DONALD Trump’s strategy of signalling to the conspiratorial right has allowed a worrying infiltration of the Republican party by radical ‘truthers’ – one that will remain long after he vacates the White House.

At the time of publishing, Joe Biden is just six electoral votes away from removing Trump from the Oval Office.

But the incumbent’s behaviour in the last four years has left an alarming legacy in Congress.

What is QAnon?

QAnon alleges the existence of a broad ranging plot involving Hollywood, the Democratic Party and the mainstream media. Different versions of the conspiracy allege this deep state coalition is involved in Satan worship, child sex trafficking, and cannibalism.

There isn’t a true canon to the conspiracy. It originates from the online community of 8chan, with the titular Q posting cryptic messages that are interpreted by the community to create the versions of the conspiracy that leak into wider discourse.

Most claims made by QAnon are simply repackaging antisemitic tropes seen in previous far right movements, mixed in with accusations about specific members of congress being part of the deep state or working against it. Despite this, polling suggests as much as 20% of the US population believes QAnon is good for the country.

The dangers of allowing QAnon into mainstream discourse

If 2016 was the 4chan election that gave America the meme magic president, 2020’s may well be the 8chan election that places those meme magicians in positions of worrying political power.

QAnon believers may continue to operate in the American political system beyond Trump’s own political lifetime.

The US president has refrained from directly endorsing or disavowing the conspiracy and the movement that has formed around it but will happily dog whistle to them and signal boost their beliefs to his 87 million twitter followers.

Retweeting one QAnon theory positing that Barack Obama had staged the killing of Osama bin Laden, Trump also told a town hall meeting that “people can decide” the truthfulness of the statement.

In another statement the president said “They (QAnon) are very strongly against paedophilia and I agree with that.”

While child sex trafficking is objectively abhorrent and wrong, QAnon has, arguably, produced a distinctly negative outcome for the fight against human trafficking.

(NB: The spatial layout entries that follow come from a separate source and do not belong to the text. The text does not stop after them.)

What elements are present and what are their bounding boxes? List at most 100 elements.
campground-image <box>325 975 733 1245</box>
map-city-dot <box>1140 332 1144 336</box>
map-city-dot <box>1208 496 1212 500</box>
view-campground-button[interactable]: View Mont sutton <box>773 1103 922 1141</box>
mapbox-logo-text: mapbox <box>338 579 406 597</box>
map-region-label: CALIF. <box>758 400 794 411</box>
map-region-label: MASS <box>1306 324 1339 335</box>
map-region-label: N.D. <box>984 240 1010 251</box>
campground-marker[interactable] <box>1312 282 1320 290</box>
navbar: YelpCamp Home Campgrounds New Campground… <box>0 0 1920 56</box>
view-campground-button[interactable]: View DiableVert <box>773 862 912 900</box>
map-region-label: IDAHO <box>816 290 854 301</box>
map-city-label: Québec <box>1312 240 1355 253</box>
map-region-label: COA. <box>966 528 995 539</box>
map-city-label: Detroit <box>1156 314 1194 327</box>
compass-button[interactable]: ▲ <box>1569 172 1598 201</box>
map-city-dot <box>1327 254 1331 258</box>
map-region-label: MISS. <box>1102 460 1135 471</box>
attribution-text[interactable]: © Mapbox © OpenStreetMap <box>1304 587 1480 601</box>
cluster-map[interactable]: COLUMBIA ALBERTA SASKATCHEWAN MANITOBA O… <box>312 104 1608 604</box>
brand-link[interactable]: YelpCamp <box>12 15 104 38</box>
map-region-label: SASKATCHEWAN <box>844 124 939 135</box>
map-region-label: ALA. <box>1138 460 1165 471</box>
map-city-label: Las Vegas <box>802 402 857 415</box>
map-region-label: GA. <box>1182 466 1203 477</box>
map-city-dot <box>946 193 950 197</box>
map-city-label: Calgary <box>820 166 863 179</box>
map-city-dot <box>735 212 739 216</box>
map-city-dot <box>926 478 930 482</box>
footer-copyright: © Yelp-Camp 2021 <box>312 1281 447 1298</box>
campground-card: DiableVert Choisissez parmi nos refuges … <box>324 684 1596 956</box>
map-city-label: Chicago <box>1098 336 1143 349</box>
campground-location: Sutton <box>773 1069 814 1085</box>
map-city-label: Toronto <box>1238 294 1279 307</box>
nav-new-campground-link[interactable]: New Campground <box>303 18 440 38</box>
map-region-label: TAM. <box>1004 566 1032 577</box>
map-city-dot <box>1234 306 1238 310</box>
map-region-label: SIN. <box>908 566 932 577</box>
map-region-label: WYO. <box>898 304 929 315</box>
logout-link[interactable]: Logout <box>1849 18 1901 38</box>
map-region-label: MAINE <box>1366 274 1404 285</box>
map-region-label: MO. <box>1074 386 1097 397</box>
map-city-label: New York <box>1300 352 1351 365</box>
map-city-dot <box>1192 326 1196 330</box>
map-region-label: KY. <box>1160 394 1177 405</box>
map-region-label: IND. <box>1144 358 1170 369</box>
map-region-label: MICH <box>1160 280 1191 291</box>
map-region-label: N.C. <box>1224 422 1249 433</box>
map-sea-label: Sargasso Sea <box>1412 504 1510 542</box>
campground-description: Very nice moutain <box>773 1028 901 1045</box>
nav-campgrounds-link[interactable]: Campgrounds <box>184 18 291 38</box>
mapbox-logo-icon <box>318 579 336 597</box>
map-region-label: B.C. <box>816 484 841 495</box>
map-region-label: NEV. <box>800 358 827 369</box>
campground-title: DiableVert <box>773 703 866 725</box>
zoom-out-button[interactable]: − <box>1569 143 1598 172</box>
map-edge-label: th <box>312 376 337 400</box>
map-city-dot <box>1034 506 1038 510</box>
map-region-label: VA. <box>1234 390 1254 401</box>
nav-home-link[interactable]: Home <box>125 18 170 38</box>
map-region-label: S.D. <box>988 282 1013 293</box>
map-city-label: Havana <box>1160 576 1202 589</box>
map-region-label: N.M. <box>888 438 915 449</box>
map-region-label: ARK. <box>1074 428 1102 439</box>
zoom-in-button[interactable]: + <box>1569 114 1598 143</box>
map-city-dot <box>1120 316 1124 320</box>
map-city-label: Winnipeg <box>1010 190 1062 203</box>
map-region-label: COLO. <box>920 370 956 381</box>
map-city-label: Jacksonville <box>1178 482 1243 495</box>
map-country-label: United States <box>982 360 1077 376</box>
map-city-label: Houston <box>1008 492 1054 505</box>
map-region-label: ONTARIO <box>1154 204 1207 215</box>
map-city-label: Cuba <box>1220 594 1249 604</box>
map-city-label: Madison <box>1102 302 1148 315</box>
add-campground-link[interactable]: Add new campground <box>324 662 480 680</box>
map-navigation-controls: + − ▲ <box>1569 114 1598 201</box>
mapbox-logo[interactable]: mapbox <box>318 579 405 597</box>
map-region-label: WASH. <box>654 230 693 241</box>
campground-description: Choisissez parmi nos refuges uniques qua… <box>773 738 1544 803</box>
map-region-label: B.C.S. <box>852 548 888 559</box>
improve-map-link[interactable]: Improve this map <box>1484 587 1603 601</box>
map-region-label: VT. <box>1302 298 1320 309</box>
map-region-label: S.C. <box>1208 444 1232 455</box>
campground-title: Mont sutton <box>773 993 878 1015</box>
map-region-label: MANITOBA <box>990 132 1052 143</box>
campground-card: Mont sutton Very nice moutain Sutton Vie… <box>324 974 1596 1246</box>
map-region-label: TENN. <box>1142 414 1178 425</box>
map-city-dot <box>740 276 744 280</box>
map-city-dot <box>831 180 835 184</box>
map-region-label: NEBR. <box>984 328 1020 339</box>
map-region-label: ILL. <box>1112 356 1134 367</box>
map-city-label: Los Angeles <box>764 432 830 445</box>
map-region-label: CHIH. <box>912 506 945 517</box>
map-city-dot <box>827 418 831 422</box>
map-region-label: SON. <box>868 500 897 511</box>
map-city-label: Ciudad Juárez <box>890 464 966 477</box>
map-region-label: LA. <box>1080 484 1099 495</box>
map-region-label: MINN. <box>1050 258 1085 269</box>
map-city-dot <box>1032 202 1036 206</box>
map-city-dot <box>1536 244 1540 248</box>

As hashtags such as #SaveTheChildren are appropriated to the conspiracy, nearly 100 anti-trafficking organisations have signed an open letter criticising the conspiracy movement for actively harming the fight against child sex trafficking.

The attempt to turn it into a partisan issue and conspiracy makes it more difficult for these groups to raise funding and awareness.

The FBI has followed the evolution of QAnon, recognising the domestic terrorist threat that the movement poses. Over the length of Trump’s presidency people affiliated to the conspiracy have taken part in kidnappings, threatened politicians locally and internationally, and committed murder.

QAnon – now in the House

Several of the newly elected Republican congresspeople have openly endorsed QAnon or repeated talking points originating from the conspiracy.

Nearly two dozen Republicans who engaged with the theory appeared on ballot papers across the country on Tuesday.

Notable standouts include Madison Cawthorn, taking the 11th congressional seat for North Carolina and Marjorie Taylor Greene, who won a house seat in Georgia.

Cawthorn gained notoriety in 2017 for visiting Hitlers vacation home. His real estate business is called SPQR, a roman abbreviation that has been appropriated as a far-right symbol.

Marjorie Taylor Greene’s political rise has similarly been studded with controversies over use of QAnon talking points, but unlike Cawthorn is unwilling to denounce the source of the theories.

While no longer citing the movement directly, she has stated on record the belief that Q, the anonymous leaker producing the conspiracies, is an American Patriot (she has since distanced herself from the movement in an interview with Fox News).

While the expansion of this conspiracy is worrying, it should not be seen as a new development. Donald Trump’s own political relevance originated from his participation in the Birther movement, alleging that Barack Obama forged his citizenship.

From the Birther movement developed the Pizzagate conspiracy that would evolve into QAnon. Pizzagate is a prototypical version of the QAnon theory that accused high ranking democrats of running a child sex ring out of a titular pizza parlour.

A QAnon supporter arrested in California for carrying bomb making materials in his car cited Pizzagate and the New World Order – another deep state conspiracy.  

Presently, the QAnon candidates are few in the GOP and keep their signalling at least somewhat covert. If it gains further traction, they may decide to dispense with the masks.